Almost 50% of the schemes still have to make a start with the most important steps, such as establishing an internal supervisory body and an accountability organ, KPMG found in a survey of 75 pension funds.
These principles for pension fund governance are meant to offer guidelines for internal supervision, communication, participation and accountability by the boards of schemes.
According to KPMG, schemes usually prefer a council of participants, complemented by employer's representatives.
In addition, most pension funds opt for a visitation committee. A limited number of schemes have chosen a one-tier board, in which supervising board members check colleagues on implementation, it noted.
Nevertheless, over 80% of the schemes surveyed expected to have completed the implementation of the governance rules before 1 January, KMPG said.
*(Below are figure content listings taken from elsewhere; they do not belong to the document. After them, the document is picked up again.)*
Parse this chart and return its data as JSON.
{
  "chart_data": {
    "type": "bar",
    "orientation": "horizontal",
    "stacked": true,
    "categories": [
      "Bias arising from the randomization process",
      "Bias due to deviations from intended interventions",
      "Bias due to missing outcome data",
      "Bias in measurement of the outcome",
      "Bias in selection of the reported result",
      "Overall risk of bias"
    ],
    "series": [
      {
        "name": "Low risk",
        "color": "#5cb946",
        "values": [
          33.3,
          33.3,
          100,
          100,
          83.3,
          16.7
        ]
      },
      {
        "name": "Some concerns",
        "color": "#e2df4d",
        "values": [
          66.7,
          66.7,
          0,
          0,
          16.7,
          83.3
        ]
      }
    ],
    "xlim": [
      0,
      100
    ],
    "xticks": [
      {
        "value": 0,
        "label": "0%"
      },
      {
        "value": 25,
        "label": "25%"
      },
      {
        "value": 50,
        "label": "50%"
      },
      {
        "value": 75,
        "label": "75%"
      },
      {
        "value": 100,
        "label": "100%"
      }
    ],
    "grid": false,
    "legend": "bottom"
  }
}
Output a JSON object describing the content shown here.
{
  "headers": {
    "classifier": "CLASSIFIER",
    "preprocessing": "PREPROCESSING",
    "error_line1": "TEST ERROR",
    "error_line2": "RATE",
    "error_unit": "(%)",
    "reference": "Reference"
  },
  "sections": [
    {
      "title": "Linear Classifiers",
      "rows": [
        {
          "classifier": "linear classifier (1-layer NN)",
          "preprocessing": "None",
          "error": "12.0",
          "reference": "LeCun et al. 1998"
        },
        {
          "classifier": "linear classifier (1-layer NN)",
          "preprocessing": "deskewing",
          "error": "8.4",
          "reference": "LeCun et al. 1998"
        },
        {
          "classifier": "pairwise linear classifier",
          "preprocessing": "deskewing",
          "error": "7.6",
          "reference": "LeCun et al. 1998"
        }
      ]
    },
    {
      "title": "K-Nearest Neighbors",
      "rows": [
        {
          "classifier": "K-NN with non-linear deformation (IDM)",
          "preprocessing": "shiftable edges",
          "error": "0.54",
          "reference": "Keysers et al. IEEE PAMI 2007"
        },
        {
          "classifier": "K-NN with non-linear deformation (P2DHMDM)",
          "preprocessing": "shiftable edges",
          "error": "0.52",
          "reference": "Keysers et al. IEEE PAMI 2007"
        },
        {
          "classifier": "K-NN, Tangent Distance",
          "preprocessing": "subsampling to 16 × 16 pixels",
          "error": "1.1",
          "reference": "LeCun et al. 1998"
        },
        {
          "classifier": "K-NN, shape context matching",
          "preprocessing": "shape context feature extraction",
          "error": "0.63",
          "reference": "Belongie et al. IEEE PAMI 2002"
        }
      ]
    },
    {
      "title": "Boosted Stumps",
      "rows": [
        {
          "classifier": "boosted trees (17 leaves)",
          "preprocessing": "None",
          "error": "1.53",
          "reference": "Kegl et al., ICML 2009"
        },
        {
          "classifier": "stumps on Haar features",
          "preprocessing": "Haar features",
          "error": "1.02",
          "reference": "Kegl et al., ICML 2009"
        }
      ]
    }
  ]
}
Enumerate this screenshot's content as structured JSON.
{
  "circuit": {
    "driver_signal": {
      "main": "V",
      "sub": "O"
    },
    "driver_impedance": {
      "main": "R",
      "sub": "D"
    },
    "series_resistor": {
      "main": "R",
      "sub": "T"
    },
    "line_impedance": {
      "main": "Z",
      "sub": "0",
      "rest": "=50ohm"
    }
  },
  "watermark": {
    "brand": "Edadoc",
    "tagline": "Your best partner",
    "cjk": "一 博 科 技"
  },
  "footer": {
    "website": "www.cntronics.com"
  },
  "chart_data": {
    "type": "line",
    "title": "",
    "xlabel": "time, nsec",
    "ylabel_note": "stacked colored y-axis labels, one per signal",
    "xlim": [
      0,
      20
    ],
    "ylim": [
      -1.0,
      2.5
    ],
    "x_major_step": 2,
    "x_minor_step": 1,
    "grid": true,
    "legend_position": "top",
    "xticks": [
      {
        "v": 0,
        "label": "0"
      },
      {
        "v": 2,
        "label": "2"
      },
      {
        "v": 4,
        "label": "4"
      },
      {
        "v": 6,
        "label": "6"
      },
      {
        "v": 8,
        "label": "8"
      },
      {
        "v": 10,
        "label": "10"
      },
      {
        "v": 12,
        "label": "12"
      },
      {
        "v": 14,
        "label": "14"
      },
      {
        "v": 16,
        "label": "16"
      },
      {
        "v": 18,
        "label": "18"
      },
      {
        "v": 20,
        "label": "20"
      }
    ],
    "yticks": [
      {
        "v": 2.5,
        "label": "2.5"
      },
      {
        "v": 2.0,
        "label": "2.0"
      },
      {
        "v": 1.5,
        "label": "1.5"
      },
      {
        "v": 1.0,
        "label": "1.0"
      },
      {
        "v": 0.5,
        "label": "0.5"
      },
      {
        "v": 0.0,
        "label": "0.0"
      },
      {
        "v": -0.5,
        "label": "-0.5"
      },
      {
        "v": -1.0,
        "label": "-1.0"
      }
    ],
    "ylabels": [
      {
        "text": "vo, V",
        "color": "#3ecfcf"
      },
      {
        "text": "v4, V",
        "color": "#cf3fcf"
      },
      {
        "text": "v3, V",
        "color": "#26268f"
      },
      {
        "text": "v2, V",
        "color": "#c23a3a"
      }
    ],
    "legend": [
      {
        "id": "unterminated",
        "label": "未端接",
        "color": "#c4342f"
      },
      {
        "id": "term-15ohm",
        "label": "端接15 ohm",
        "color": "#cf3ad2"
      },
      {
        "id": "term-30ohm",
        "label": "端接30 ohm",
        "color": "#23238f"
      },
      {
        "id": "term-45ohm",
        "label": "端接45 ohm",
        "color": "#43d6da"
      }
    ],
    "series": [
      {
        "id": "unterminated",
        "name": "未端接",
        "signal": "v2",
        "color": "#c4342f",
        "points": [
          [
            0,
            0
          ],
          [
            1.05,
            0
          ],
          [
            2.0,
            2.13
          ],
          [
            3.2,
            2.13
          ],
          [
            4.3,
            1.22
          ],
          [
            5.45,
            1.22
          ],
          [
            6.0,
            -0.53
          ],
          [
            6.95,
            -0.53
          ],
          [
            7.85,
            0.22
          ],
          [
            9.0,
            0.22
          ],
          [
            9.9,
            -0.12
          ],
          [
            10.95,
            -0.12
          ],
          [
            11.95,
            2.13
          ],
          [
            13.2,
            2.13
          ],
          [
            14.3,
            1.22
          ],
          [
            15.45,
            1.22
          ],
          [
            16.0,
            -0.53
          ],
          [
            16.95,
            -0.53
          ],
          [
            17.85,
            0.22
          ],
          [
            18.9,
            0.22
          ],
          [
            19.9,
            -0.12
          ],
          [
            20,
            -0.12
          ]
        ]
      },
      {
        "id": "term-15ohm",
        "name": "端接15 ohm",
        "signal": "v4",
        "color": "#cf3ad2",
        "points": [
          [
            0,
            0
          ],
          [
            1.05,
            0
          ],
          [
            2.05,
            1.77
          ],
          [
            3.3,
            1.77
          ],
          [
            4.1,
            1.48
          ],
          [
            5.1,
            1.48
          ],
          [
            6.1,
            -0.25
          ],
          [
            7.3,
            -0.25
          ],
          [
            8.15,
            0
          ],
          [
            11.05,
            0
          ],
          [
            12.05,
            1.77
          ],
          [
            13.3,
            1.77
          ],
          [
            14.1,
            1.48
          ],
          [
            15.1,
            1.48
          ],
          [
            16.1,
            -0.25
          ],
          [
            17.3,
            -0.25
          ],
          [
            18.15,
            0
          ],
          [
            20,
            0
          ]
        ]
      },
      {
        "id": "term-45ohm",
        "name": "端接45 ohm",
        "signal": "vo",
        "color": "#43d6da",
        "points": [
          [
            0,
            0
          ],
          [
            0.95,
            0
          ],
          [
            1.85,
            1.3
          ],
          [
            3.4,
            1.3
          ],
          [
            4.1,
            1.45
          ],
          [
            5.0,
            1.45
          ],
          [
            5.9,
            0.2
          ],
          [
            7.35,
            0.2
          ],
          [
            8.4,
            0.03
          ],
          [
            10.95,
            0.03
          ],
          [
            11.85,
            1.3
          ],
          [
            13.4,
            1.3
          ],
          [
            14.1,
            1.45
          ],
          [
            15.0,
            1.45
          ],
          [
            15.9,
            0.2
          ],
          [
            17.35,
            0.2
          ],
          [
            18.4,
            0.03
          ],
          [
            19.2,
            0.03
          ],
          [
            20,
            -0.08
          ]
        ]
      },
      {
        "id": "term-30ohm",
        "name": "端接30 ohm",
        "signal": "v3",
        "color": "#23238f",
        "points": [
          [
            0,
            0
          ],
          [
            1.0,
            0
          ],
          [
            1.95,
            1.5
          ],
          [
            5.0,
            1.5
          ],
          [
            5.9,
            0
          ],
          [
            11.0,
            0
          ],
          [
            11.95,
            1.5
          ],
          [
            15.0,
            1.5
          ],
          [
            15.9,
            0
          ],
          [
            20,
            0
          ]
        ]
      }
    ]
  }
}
On participation, it found a majority of schemes had opted for a council of participants, the inclusion of pensioners on the board or a combination of both.
"It is remarkable that schemes have made such limited progress on introducing the governance principles," said Edward Snieder, a manager within KMPG's financial practice.
"As investors in listed companies, pension funds embrace corporate governance. However, their own governance does not appear to have been given priority so far. Moreover, many schemes have underestimated the time required for its implementation," he commented.
"The reality is that each scheme must decide on the kind of governance suitable for its specific situation. This requires internal agreement, and therefore time. To establish which issues require quick decision-making they need to formulate their own basic principles and check them against the governance rules now.
A recent survey by the Association of Company Pension Funds (OPF) found the staffing of accountability and internal supervision bodies is one of the most common sticking points.
Furthermore, many schemes consider the implementation time as too tight because they are busy with other issues, such as the introduction of a new pension regulations and reporting, the effects of the new Pensions Act and the new financial assessment framework (FTK).